I won’t get into a lot of that here, as you should be surprised.  But first, here’s the good: the visuals are amazing, the 3D is quality here because it’s not about stuff flying out of the screen, but adds depth to the images, and that’s where 3D shines.  Michael Fassbender is deserving of all the accolades he’s getting for this movie.  He’s genuinely creepy: he looks human, and thinks his imitations of human behavior help him blend in (they do not), and even while he’s being helpful, he finds a way to do something off-note that reminds you how not human he is.  Although, some people might be unable to discern the difference between him and someone with Aspberger’s.

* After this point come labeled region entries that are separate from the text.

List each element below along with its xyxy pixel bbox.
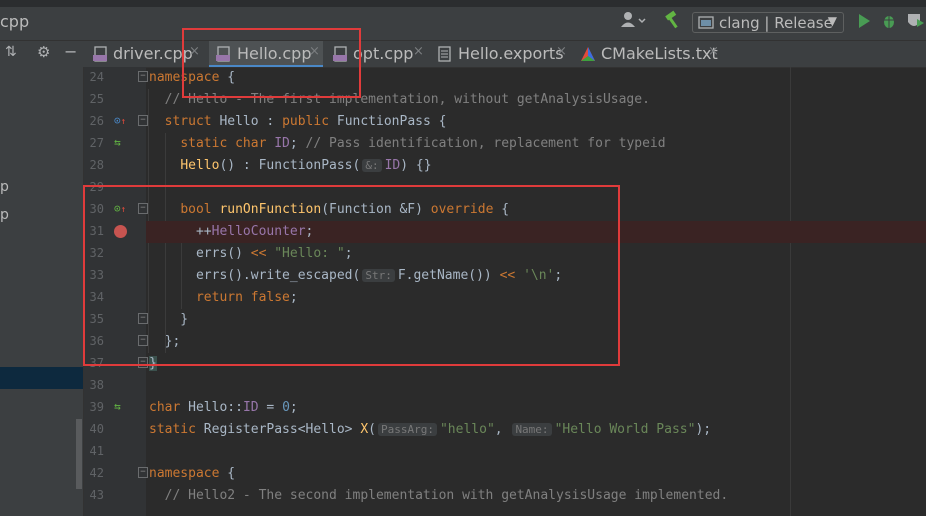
debug-bug-icon[interactable]: [881, 10, 897, 32]
main-toolbar: cpp clang | Release ▼: [0, 0, 926, 41]
chevron-down-icon: ▼: [827, 14, 837, 28]
breadcrumb[interactable]: cpp: [0, 12, 29, 31]
code-line-26[interactable]: 26 ⊙↑ − struct Hello : public FunctionPa…: [84, 111, 926, 133]
sidebar-scrollbar[interactable]: [76, 419, 82, 489]
parameter-hint: PassArg:: [378, 423, 437, 436]
selected-tree-row[interactable]: [0, 367, 83, 389]
code-line-41[interactable]: 41: [84, 441, 926, 463]
code-line-27[interactable]: 27 ⇆ static char ID; // Pass identificat…: [84, 133, 926, 155]
text-file-icon: [438, 46, 451, 62]
fold-marker-icon[interactable]: −: [138, 71, 148, 82]
tab-label: opt.cpp: [353, 44, 414, 63]
code-text: // Hello2 - The second implementation wi…: [149, 488, 729, 503]
fold-marker-icon[interactable]: −: [138, 467, 148, 478]
editor-tab-bar: ⇅ ⚙ − driver.cpp × Hello.cpp × opt.cpp ×…: [0, 41, 926, 68]
code-line-39[interactable]: 39 ⇆ char Hello::ID = 0;: [84, 397, 926, 419]
code-text: static char ID; // Pass identification, …: [180, 136, 666, 151]
run-configuration-select[interactable]: clang | Release ▼: [692, 12, 844, 33]
hide-panel-icon[interactable]: −: [64, 42, 77, 61]
line-number: 24: [89, 70, 104, 84]
tree-node-fragment[interactable]: p: [0, 179, 9, 195]
code-line-28[interactable]: 28 Hello() : FunctionPass(&: ID) {}: [84, 155, 926, 177]
parameter-hint: &:: [362, 159, 382, 172]
close-icon[interactable]: ×: [556, 44, 567, 59]
line-number: 25: [89, 92, 104, 106]
line-number: 39: [89, 400, 104, 414]
related-symbol-icon[interactable]: ⇆: [114, 400, 121, 413]
tab-label: CMakeLists.txt: [601, 44, 718, 63]
tab-label: Hello.exports: [458, 44, 564, 63]
parameter-hint: Name:: [512, 423, 552, 436]
annotation-box-active-tab: [182, 28, 361, 98]
cmake-icon: [581, 47, 595, 61]
code-text: Hello() : FunctionPass(&: ID) {}: [180, 158, 432, 173]
line-number: 42: [89, 466, 104, 480]
coverage-icon[interactable]: [906, 10, 926, 32]
line-number: 38: [89, 378, 104, 392]
code-text: char Hello::ID = 0;: [149, 400, 298, 415]
annotation-box-run-on-function: [83, 185, 620, 366]
project-tool-window: p p: [0, 67, 84, 516]
collapse-all-icon[interactable]: ⇅: [5, 44, 17, 60]
tree-node-fragment[interactable]: p: [0, 207, 9, 223]
title-strip: [0, 0, 926, 7]
implemented-marker-icon[interactable]: ⊙↑: [114, 114, 126, 127]
code-text: struct Hello : public FunctionPass {: [164, 114, 447, 129]
related-symbol-icon[interactable]: ⇆: [114, 136, 121, 149]
cmake-config-icon: [698, 16, 714, 29]
fold-marker-icon[interactable]: −: [138, 115, 148, 126]
user-icon[interactable]: [620, 10, 648, 32]
code-text: static RegisterPass<Hello> X(PassArg: "he…: [149, 422, 712, 437]
tab-label: driver.cpp: [113, 44, 193, 63]
build-hammer-icon[interactable]: [664, 10, 682, 32]
close-icon[interactable]: ×: [413, 44, 424, 59]
gear-icon[interactable]: ⚙: [37, 43, 50, 61]
code-text: namespace {: [149, 466, 236, 481]
line-number: 26: [89, 114, 104, 128]
line-number: 27: [89, 136, 104, 150]
code-line-38[interactable]: 38: [84, 375, 926, 397]
tab-cmakelists[interactable]: CMakeLists.txt ×: [580, 41, 722, 67]
line-number: 43: [89, 488, 104, 502]
run-configuration-label: clang | Release: [719, 14, 833, 32]
cpp-file-icon: [93, 46, 107, 62]
code-line-40[interactable]: 40 static RegisterPass<Hello> X(PassArg:…: [84, 419, 926, 441]
line-number: 40: [89, 422, 104, 436]
project-panel-tools: ⇅ ⚙ −: [0, 41, 84, 67]
close-icon[interactable]: ×: [708, 44, 719, 59]
tab-hello-exports[interactable]: Hello.exports ×: [438, 41, 570, 67]
line-number: 28: [89, 158, 104, 172]
line-number: 41: [89, 444, 104, 458]
code-line-43[interactable]: 43 // Hello2 - The second implementation…: [84, 485, 926, 507]
code-line-42[interactable]: 42 − namespace {: [84, 463, 926, 485]
run-icon[interactable]: [856, 10, 872, 32]
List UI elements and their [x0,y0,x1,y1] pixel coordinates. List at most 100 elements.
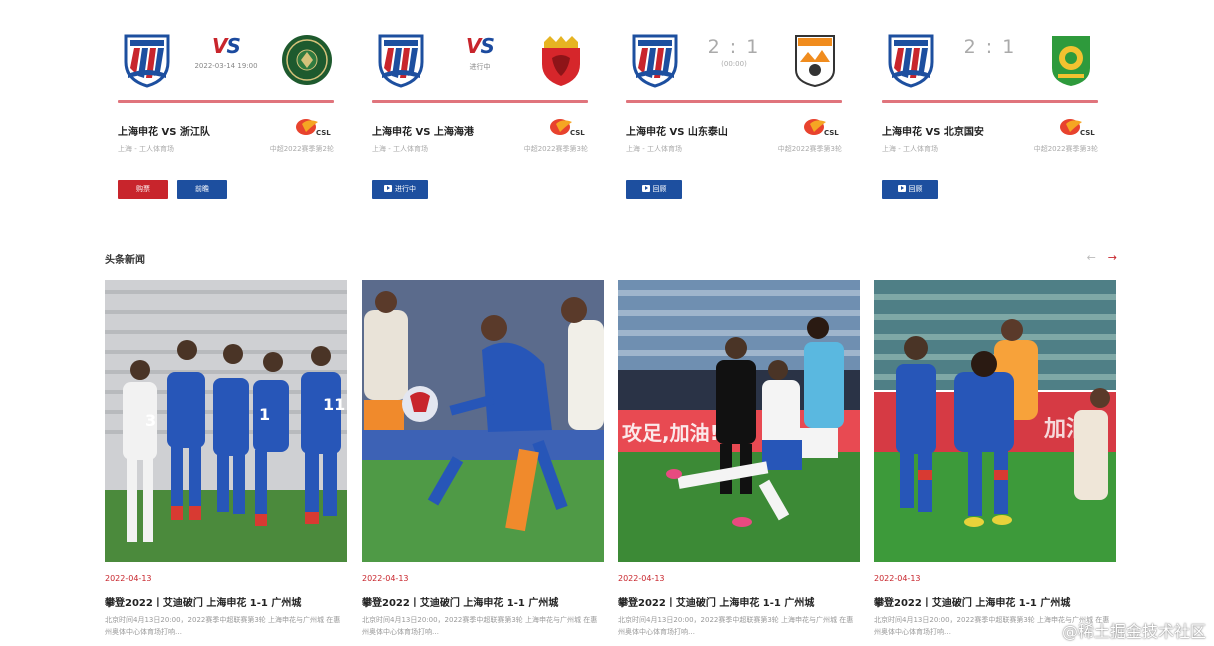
match-round: 中超2022赛季第3轮 [523,145,588,153]
match-title: 上海申花 VS 北京国安 [882,127,984,138]
news-photo[interactable]: 攻足,加油! [618,280,860,562]
match-score: 2 : 1 [707,36,761,58]
match-teams: VS 2022-03-14 19:00 [118,28,334,94]
news-headline[interactable]: 攀登2022丨艾迪破门 上海申花 1-1 广州城 [362,594,604,609]
news-date: 2022-04-13 [618,574,665,583]
news-card[interactable]: 2022-04-13 攀登2022丨艾迪破门 上海申花 1-1 广州城 北京时间… [362,280,604,636]
preview-button[interactable]: 前瞻 [177,180,227,199]
news-date: 2022-04-13 [105,574,152,583]
shenhua-crest-icon [378,34,424,88]
news-section-title: 头条新闻 [105,255,145,266]
news-headline[interactable]: 攀登2022丨艾迪破门 上海申花 1-1 广州城 [618,594,860,609]
match-card[interactable]: 2 : 1 上海申花 VS 北京国安 CSL 上海 - 工人体育场 中超2022… [882,28,1098,208]
news-pager: ← → [1075,248,1117,268]
news-card[interactable]: 攻足,加油! 2022-04-13 攀登2022丨艾迪破门 上海申花 1-1 广… [618,280,860,636]
match-title: 上海申花 VS 上海海港 [372,127,474,138]
match-status: 进行中 [469,63,491,71]
match-card[interactable]: VS 进行中 上海申花 VS 上海海港 CSL 上海 - 工人体育场 中超202… [372,28,588,208]
svg-text:CSL: CSL [824,129,839,137]
match-score: 2 : 1 [963,36,1017,58]
match-round: 中超2022赛季第2轮 [269,145,334,153]
match-actions: 进行中 [372,180,437,200]
live-label: 进行中 [395,185,416,193]
news-summary: 北京时间4月13日20:00，2022赛季中超联赛第3轮 上海申花与广州城 在惠… [105,616,341,636]
match-title-row: 上海申花 VS 山东泰山 CSL [626,119,842,138]
match-center: 2 : 1 (00:00) [690,36,778,68]
match-card[interactable]: 2 : 1 (00:00) 上海申花 VS 山东泰山 CSL 上海 - 工人体育… [626,28,842,208]
match-round: 中超2022赛季第3轮 [777,145,842,153]
review-label: 回顾 [908,185,923,193]
match-title-row: 上海申花 VS 上海海港 CSL [372,119,588,138]
match-meta: 上海 - 工人体育场 中超2022赛季第3轮 [372,144,588,154]
svg-text:11: 11 [323,395,345,414]
play-icon [897,185,906,192]
news-photo[interactable]: 3 11 1 [105,280,347,562]
csl-logo-icon: CSL [804,119,839,137]
match-actions: 回顾 [626,180,691,200]
svg-text:CSL: CSL [1080,129,1095,137]
match-teams: 2 : 1 (00:00) [626,28,842,94]
live-button[interactable]: 进行中 [372,180,428,199]
match-venue: 上海 - 工人体育场 [626,145,682,153]
play-icon [384,185,392,192]
match-venue: 上海 - 工人体育场 [118,145,174,153]
arrow-right-icon[interactable]: → [1108,248,1117,268]
match-title: 上海申花 VS 浙江队 [118,127,210,138]
news-date: 2022-04-13 [362,574,409,583]
match-venue: 上海 - 工人体育场 [882,145,938,153]
match-meta: 上海 - 工人体育场 中超2022赛季第2轮 [118,144,334,154]
news-headline[interactable]: 攀登2022丨艾迪破门 上海申花 1-1 广州城 [874,594,1116,609]
match-list: VS 2022-03-14 19:00 上海申花 VS 浙江队 CSL 上海 -… [118,28,1098,208]
shenhua-crest-icon [888,34,934,88]
vs-label: VS [466,34,495,58]
zhejiang-crest-icon [282,35,332,85]
match-round: 中超2022赛季第3轮 [1033,145,1098,153]
svg-text:攻足,加油!: 攻足,加油! [622,421,719,445]
match-title-row: 上海申花 VS 浙江队 CSL [118,119,334,138]
match-divider [372,100,588,103]
match-score-detail: (00:00) [721,60,747,68]
match-divider [118,100,334,103]
taishan-crest-icon [795,35,835,88]
match-meta: 上海 - 工人体育场 中超2022赛季第3轮 [882,144,1098,154]
review-button[interactable]: 回顾 [626,180,682,199]
news-card[interactable]: 加油 2022-04-13 攀登2022丨艾迪破门 上海申花 1-1 广州城 北… [874,280,1116,636]
csl-logo-icon: CSL [1060,119,1095,137]
news-header: 头条新闻 ← → [105,248,1117,268]
news-headline[interactable]: 攀登2022丨艾迪破门 上海申花 1-1 广州城 [105,594,347,609]
match-title-row: 上海申花 VS 北京国安 CSL [882,119,1098,138]
match-divider [882,100,1098,103]
csl-logo-icon: CSL [550,119,585,137]
csl-logo-icon: CSL [296,119,331,137]
shenhua-crest-icon [632,34,678,88]
news-photo[interactable] [362,280,604,562]
match-center: VS 进行中 [436,36,524,72]
news-summary: 北京时间4月13日20:00，2022赛季中超联赛第3轮 上海申花与广州城 在惠… [362,616,598,636]
match-actions: 回顾 [882,180,947,200]
news-date: 2022-04-13 [874,574,921,583]
match-meta: 上海 - 工人体育场 中超2022赛季第3轮 [626,144,842,154]
match-teams: 2 : 1 [882,28,1098,94]
arrow-left-icon[interactable]: ← [1087,248,1096,268]
shenhua-crest-icon [124,34,170,88]
match-venue: 上海 - 工人体育场 [372,145,428,153]
news-card[interactable]: 3 11 1 2022-04-13 攀登2022丨艾迪破门 上海申花 1-1 广州城… [105,280,347,636]
page: VS 2022-03-14 19:00 上海申花 VS 浙江队 CSL 上海 -… [0,0,1214,646]
svg-text:3: 3 [145,411,156,430]
buy-ticket-button[interactable]: 购票 [118,180,168,199]
match-actions: 购票 前瞻 [118,180,236,200]
haigang-crest-icon [542,36,580,86]
play-icon [641,185,650,192]
news-summary: 北京时间4月13日20:00，2022赛季中超联赛第3轮 上海申花与广州城 在惠… [618,616,854,636]
match-center: 2 : 1 [946,36,1034,58]
svg-text:CSL: CSL [316,129,331,137]
news-photo[interactable]: 加油 [874,280,1116,562]
review-button[interactable]: 回顾 [882,180,938,199]
watermark: @稀土掘金技术社区 [1061,622,1206,641]
guoan-crest-icon [1052,36,1090,86]
match-center: VS 2022-03-14 19:00 [182,36,270,70]
svg-text:CSL: CSL [570,129,585,137]
match-teams: VS 进行中 [372,28,588,94]
match-card[interactable]: VS 2022-03-14 19:00 上海申花 VS 浙江队 CSL 上海 -… [118,28,334,208]
review-label: 回顾 [652,185,667,193]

But here’s the bad, and here’s what ultimately made turned this film from good to average: the explanations we get for all that is happening is just…unsatisfying.  And this is a clear case where no explanation would have been better.  Plus, tacked-on at the end is the “Oh my God!” moment that either completely harmonizes the Alien franchise in your brain, or wrecks it slightly.  You start remembering the Patton Oswalt line about, “I don’t care where the things I love came from, I just know what I love.”

With that in mind, it’s obvious that Ridley Scott and company want to do a series of films based on this, so some of the questions that arise aren’t going to be answered until Neo finds his way into the Matrix and finds out that we’re all batteries and then discovers the Creator, who tells us that there have been other incarnations of the Matrix but people just suck and have to be destroyed over and over.

Overall, this is decent sci-fi that beats most of the movies you see day-to-day.  I just wish they could have figured out that “meaning of life” better.